February 24th, 2014
Selections from Richard Lehman’s Literature Review: February 24th
Richard Lehman, BM, BCh, MRCGP
CardioExchange is pleased to reprint this selection from Dr. Richard Lehman’s weekly journal review blog at BMJ.com. Selected summaries are relevant to our audience, but we encourage members to engage with the entire blog.
JAMA 19 Feb 2014 Vol 311
Radiofrequency Ablation vs Antiarrhythmic Drugs as First-Line Treatment of Paroxysmal Atrial Fibrillation (pg. 692): As a would be designer of decision aids, I am always on the look out for situations of clinical equipoise. Take atrial fibrillation. The classic choices are between rate control or rhythm control, between various beta-blockers, or amiodarone or digoxin, or elective cardioversion; and between aspirin and warfarin or one of the fixed dose new anticoagulants. All very entertaining and ever changing. Now a trial comes along comparing drug therapy with radiofrequency ablation as first-line treatment for paroxysmal AF. The two work equally badly: recurrences are common. So is this a case of clinical equipoise? I don’t think so, because in this trial the rate of serious complications in the radiofrequency ablation group was 9%: an alarming 6% of the group had cardiac tamponade. Give me those pills please doc.
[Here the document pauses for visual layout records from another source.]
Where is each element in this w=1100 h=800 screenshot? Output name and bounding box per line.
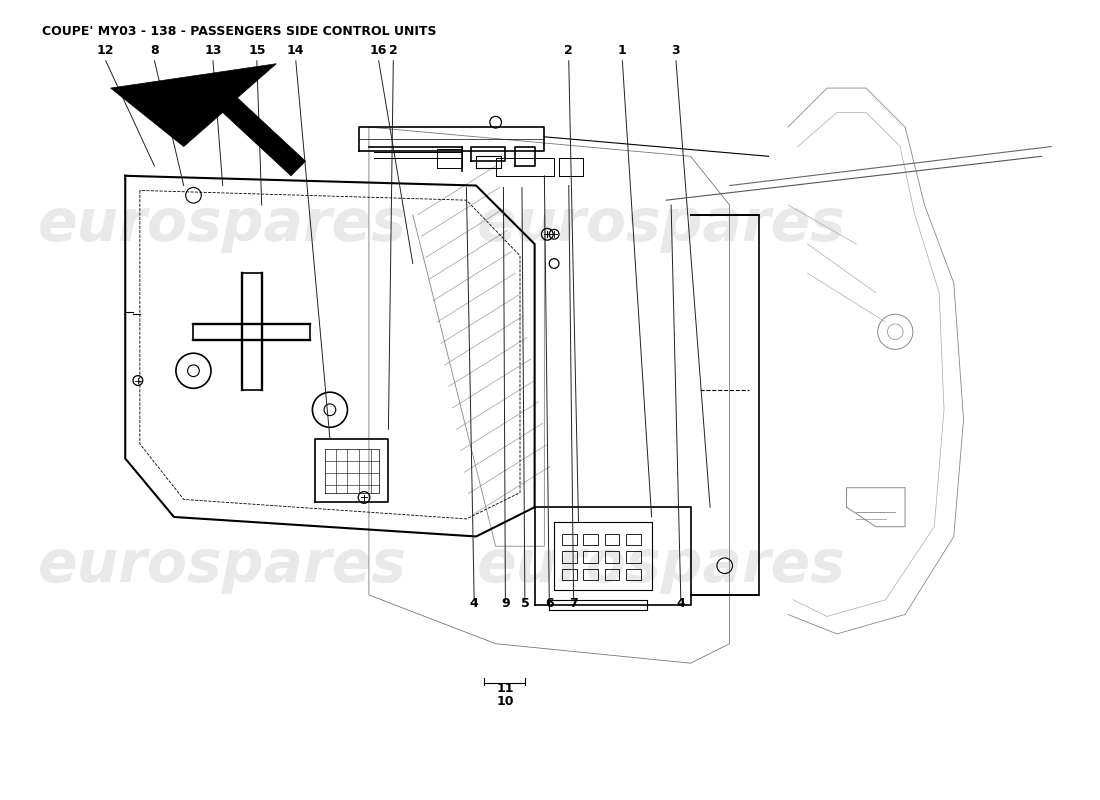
Text: eurospares: eurospares xyxy=(477,538,846,594)
Text: 14: 14 xyxy=(287,44,305,57)
Text: 11: 11 xyxy=(496,682,514,695)
Text: eurospares: eurospares xyxy=(477,196,846,253)
Text: 2: 2 xyxy=(389,44,398,57)
Text: 8: 8 xyxy=(151,44,158,57)
Bar xyxy=(626,569,641,580)
Text: 12: 12 xyxy=(97,44,114,57)
Bar xyxy=(583,569,598,580)
Polygon shape xyxy=(111,64,306,176)
Bar xyxy=(626,534,641,546)
Bar xyxy=(626,551,641,562)
Text: 3: 3 xyxy=(672,44,680,57)
Text: 6: 6 xyxy=(544,597,553,610)
Text: 15: 15 xyxy=(249,44,265,57)
Text: 1: 1 xyxy=(618,44,627,57)
Bar xyxy=(583,534,598,546)
Text: 13: 13 xyxy=(205,44,221,57)
Bar xyxy=(605,534,619,546)
Text: 2: 2 xyxy=(564,44,573,57)
Text: 4: 4 xyxy=(470,597,478,610)
Text: 10: 10 xyxy=(496,695,514,708)
Text: eurospares: eurospares xyxy=(39,196,407,253)
Bar xyxy=(562,534,576,546)
Bar xyxy=(605,551,619,562)
Text: 5: 5 xyxy=(520,597,529,610)
Bar xyxy=(583,551,598,562)
Text: eurospares: eurospares xyxy=(39,538,407,594)
Bar xyxy=(562,551,576,562)
Text: COUPE' MY03 - 138 - PASSENGERS SIDE CONTROL UNITS: COUPE' MY03 - 138 - PASSENGERS SIDE CONT… xyxy=(43,25,437,38)
Bar xyxy=(562,569,576,580)
Bar xyxy=(605,569,619,580)
Text: 4: 4 xyxy=(676,597,685,610)
Text: 16: 16 xyxy=(370,44,387,57)
Text: 7: 7 xyxy=(569,597,578,610)
Text: 9: 9 xyxy=(502,597,509,610)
Lancet 22 Feb 2014 Vol 383
18F-fluoride positron emission tomography for identification of ruptured and high-risk coronary atherosclerotic plaques (pg. 705): The Holy Grail of cardiac imaging would be a technique for spotting the atheromatous plaques most likely to rupture as opposed to those merely causing the most stenosis. It’s just possible that it has now been found, but it’s far from clear to a mere onlooker what the clinical consequences might be. A team from Edinburgh used the radioactive tracer 18F-sodium fluoride to identify the kind of plaque that is most likely to cause trouble. In a complex exploratory study, they took newly harvested plaque from people who had just had carotid endarterectomy and showed that marked 18F-NaF uptake occurred at the site of all carotid plaque ruptures and was associated with histological evidence of active calcification, macrophage infiltration, apoptosis, and necrosis. Concurrently they used the tracer in 40 patients with recent myocardial infarction and in 40 with stable angina, and located its presence using PET-CT imaging of the coronary arteries. They also used intra-coronary ultrasound on these patients to pick up calcification and necrosis. In this way they were able to establish that the areas of highest 18F-NaF uptake are in plaques which show the most dangerous characteristics. This is clever stuff, and is bound to lead to a wave of new studies using this relatively cheap isotope and PET-CT hardware wherever it may be available. Perhaps the insights this generates will one day permeate into the world of real-life patient management: in the mean time it is nice to see some good old British investigational science of world class.
Symplicity HTN-1 and Symplicity HTN-3:
How I was misled by The Lancet last week:
In last week’s Lancet, three articles celebrated the success of renal denervation for “treatment-resistant” hypertension. There was a report of the Symplicity HTN-1 trial emphasizing huge sustained reductions in BP, though there was no control arm and very incomplete follow-up, as I noted. There was a laudatory editorial and a profile of the chief investigator, Henry Krum, pointing out that Australia was a good place to do clinical trials because of its permissive regulatory environment.
But it had escaped my attention that the Symplicity-1 trial had already been superseded by Symplicity-HTN-3. This well-powered randomized trial using a sham control failed to meet its primary end point, a 10mmHg reduction in systolic BP. This had been announced by Medtronic on 9 Jan. And in fact Darrel Francis and colleagues in the renal denervation field had already pointed out the inherent flaws in the design and execution of Symplicity HTN-1 in a paper just published in the International Journal of Cardiology, another Elsevier journal.
This had managed to get under my radar, which isn’t too surprising; but it is quite worrying that it managed to get under The Lancet‘s.